Mit Schlussrechnung vom 29.03.2021 rechnete die Klägerin den restlichen Werklohn zuzüglich 19 % Mehrwertsteuer ab. Die Beklagte verweigerte daraufhin die Zahlung der Schlussrechnung mit der Begründung, die Klägerin habe mit Blick auf die Umsatzsteuersenkung durch das Zweite Corona-Steuerhilfegesetz lediglich 16 % Mehrwertsteuer ansetzen dürfen. Die Ausführung der Leistung beurteile sich allein nach § 13 Absatz 1 Nummer 1a Satz 1 UstG. Demnach sei steuerrechtlich auf die Inbetriebnahme am 06.11.2020 abzustellen. Die Klägerin dagegen beruft sich für den relevanten Fertigstellungszeitpunkt auf die Abnahme im Frühjahr 2021.

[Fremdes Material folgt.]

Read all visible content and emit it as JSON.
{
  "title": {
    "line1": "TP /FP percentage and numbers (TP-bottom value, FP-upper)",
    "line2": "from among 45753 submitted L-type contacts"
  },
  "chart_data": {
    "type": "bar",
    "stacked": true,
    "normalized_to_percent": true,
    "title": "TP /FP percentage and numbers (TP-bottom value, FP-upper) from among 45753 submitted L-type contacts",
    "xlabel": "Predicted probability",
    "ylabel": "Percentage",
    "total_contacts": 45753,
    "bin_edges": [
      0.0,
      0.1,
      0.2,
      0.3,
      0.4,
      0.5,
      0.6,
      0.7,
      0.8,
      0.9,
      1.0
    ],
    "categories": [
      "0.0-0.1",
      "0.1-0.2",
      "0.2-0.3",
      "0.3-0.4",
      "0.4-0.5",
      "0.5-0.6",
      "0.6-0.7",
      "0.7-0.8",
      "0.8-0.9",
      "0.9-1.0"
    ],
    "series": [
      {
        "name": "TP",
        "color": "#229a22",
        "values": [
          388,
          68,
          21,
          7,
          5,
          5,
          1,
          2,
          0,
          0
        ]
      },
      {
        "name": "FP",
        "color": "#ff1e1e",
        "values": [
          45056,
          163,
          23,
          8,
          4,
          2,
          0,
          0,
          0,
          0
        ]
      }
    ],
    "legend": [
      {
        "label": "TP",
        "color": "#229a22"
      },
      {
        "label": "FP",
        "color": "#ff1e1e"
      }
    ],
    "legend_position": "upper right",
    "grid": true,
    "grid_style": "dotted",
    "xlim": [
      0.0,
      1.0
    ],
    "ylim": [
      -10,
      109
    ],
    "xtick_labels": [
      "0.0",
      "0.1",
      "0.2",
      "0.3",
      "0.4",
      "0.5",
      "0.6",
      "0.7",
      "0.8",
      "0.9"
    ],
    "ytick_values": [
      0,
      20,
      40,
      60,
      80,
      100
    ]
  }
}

Die Klage auf Zahlung des restlichen Werklohns zuzüglich 19 % Mehrwertsteuer war am LG Ellwangen erfolgreich.
Das Gericht führte aus, die Bemessung der Umsatzsteuer im Rahmen von Bauverträgen richte sich in der Regel nach dem Zeitpunkt der Abnahme als Vollendungszeitpunkt der Werkleistung. Das Werk sei im hiesigen Fall im Zeitpunkt der coronabedingt befristeten Senkung der Umsatzsteuer auf 16 % trotz Entgegenahme durch die Beklagte noch nicht als vollendet anzusehen. Sofern der Unternehmer (hier die Klägerin) verpflichtet sei, ein Werk zu erstellen, dessen Tauglichkeit und Mangelfreiheit vom Besteller durch eine äußere Prüfung nicht oder nur schwer festgestellt werden könne, lasse sich aus der Entgegennahme nicht ohne Weiteres auf die Billigung des Werks schließen, sodass hierin keine konkludente Abnahme gesehen werden könne, die relevanter Vollendungszeitpunkt sei.

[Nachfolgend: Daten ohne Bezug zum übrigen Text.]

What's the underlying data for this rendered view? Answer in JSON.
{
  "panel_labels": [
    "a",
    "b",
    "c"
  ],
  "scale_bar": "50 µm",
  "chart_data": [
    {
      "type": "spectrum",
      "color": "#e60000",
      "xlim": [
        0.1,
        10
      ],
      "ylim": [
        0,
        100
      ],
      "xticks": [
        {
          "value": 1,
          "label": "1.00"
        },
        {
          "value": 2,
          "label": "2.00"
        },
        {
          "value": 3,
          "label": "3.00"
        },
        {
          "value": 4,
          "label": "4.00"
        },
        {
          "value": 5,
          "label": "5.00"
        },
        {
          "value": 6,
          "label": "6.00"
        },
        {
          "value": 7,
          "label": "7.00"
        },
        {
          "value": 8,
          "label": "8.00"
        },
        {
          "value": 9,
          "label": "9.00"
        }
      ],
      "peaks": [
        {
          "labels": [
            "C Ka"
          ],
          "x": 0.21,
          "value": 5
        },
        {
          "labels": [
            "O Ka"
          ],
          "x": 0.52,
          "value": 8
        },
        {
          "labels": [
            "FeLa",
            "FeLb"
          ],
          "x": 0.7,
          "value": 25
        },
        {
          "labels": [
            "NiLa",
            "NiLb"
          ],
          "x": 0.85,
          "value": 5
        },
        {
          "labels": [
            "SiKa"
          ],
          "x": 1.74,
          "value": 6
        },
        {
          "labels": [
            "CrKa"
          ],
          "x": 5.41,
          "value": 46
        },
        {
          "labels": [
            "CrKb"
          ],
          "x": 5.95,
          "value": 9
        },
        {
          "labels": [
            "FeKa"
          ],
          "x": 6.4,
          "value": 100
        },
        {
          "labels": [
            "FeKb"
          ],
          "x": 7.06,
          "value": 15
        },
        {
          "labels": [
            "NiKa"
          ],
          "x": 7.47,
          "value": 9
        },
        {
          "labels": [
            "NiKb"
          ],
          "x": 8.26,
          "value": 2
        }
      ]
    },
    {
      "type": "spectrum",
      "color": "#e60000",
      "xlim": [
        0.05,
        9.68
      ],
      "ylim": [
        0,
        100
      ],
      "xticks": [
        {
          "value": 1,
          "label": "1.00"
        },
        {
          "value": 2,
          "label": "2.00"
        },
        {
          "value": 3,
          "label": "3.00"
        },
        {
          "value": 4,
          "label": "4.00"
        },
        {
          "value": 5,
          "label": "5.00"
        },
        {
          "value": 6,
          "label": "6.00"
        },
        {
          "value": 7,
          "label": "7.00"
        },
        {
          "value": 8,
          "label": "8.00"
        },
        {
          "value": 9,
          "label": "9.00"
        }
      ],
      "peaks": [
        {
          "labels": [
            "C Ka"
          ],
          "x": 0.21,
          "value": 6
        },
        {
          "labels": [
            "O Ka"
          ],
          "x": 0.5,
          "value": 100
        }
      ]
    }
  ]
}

Die Entgegennahme leite erst eine Probephase ein, an deren Ende sodann die Abnahme stehe, wenn der Besteller das Werk nicht ablehne. Eine solche Ablehnung erfolgte unmissverständlich mit Schreiben vom 23.12.2020. Das Werk sei erst mit dem Zeitpunkt der förmlichen Abnahme vollendet. Die förmliche Abnahme sei vorliegend am 01.03.2021 erfolgt. Zu diesem Zeitpunkt galt wieder der reguläre Mehrwertsteuersatz in Höhe von 19 %. Die Klägerin habe daher einen Anspruch auf Zahlung der restlichen Vergütung zuzüglich 19 % Mehrwertsteuer gemäß § 631 Absatz 1 BGB in Verbindung mit dem Bauvertrag.
Dem stünde auch nicht entgegen, dass sich die Klägerin an den in den zwischenzeitlich von ihr ausgestellten Abschlagsrechnungen ausgewiesenen 16 % Umsatzsteuer festhalten lassen müsse. Zum Ansatz der 16 % war die Klägerin im gegenständlichen Zeitpunkt berechtigt, da hier noch nicht feststand, dass die Werkleistung der Klägerin tatsächlich erst im Jahr 2021 vollendet würde. Da dies letztlich der Fall gewesen sei, müsse spätestens mit der Schlussrechnung – wie vorliegend geschehen – die Rechnungskorrektur erfolgen.